The information below was provided to MinistryWatch by the ministry itself. It was last updated 3/15/2024. To update the information below, please email: [email protected]
History
Since 1962, NCOSE has been an advocate for human dignity, a voice for those who have suffered sexual abuse and exploitation, and a driver of personal and cultural change.
This experience has given us a unique, panoramic perspective enabling us to see that we cannot separate different forms of exploitation as we seek lasting solutions and that the work for human dignity is not and cannot be limited by partisanship or sectarianism of any kind.

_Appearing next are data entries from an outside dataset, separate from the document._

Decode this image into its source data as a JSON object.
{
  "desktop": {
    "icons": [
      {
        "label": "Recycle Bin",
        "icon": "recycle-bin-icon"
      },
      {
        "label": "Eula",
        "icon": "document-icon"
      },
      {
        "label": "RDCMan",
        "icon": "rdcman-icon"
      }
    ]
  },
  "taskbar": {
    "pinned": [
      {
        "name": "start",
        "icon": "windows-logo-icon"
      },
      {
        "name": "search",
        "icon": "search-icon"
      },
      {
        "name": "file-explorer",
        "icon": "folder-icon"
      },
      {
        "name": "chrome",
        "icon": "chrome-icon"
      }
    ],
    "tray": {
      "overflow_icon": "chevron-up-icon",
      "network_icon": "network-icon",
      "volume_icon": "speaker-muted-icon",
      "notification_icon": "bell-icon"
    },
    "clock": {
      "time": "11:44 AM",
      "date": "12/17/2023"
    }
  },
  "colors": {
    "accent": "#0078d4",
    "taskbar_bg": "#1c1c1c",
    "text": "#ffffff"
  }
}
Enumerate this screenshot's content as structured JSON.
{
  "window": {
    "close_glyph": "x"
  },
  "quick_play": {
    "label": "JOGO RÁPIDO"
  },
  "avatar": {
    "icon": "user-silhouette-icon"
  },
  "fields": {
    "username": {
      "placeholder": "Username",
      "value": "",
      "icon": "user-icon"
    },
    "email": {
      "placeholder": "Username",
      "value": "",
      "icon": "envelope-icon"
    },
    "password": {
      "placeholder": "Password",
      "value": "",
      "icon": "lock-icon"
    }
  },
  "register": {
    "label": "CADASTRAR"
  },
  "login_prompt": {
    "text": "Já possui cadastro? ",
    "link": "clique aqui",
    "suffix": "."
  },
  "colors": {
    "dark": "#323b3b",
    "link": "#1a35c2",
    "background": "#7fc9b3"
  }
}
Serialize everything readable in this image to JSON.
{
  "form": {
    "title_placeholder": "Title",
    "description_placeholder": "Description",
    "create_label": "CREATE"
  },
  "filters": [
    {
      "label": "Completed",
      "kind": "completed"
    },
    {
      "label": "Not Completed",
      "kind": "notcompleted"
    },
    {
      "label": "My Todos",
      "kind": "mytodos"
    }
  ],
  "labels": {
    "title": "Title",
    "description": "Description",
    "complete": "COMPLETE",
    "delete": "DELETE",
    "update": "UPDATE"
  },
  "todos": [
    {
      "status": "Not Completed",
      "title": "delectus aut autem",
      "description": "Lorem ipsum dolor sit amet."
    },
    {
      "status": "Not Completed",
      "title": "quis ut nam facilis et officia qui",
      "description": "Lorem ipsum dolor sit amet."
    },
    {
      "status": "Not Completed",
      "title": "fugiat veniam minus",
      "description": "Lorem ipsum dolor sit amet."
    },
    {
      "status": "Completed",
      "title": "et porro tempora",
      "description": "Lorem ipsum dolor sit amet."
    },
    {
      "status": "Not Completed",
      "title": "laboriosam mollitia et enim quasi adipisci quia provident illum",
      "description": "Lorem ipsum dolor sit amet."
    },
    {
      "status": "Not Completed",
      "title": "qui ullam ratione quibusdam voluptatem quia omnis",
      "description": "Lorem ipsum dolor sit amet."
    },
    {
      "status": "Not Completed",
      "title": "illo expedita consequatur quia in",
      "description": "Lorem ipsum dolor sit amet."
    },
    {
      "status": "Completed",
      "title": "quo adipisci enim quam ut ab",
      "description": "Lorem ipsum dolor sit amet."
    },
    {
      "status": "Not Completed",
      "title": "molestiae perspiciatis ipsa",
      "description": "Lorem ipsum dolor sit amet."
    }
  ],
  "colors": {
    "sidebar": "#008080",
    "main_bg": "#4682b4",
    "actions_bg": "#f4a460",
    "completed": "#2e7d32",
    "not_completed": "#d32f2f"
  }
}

The movement to end sexual exploitation looked much different in 1962 than it does today, but this core truth remains: NCOSE's successes are a beacon of hope to all those who felt voiceless and powerless to confront the destructive impacts of sexual exploitation on their lives.
For a timeline, visit: https://endsexualexploitation.org/about/ncose-history/
Program accomplishments
What are these victories that have sparked the hopes of so many? While everyone has their own personal favorite, some of our significant achievements include:
The hotel industry's removal of on-demand pornography from the television offerings in guest rooms;
Major changes to Google ads, GooglePlay, and YouTube;
Resolutions declaring pornography a public health crisis passed in four states (with more to come);
Disney's removal of a sex trafficking scene in its Pirates of the Caribbean rides;
Stopping a bill in New Hampshire that would have fully decriminalized prostitution;
Ending the sale of pornography at U.S. Army and Air Force exchanges;
Walmart's removal of eroticized child nudity books from its online store;
Marsh supermarkets removal of Cosmopolitan from checkout lanes in its more than 80 stores;
Stopping mainstream hotels from hosting a sex industry expos;
Working with major airlines to improve their policies prohibiting the viewing of pornography on planes.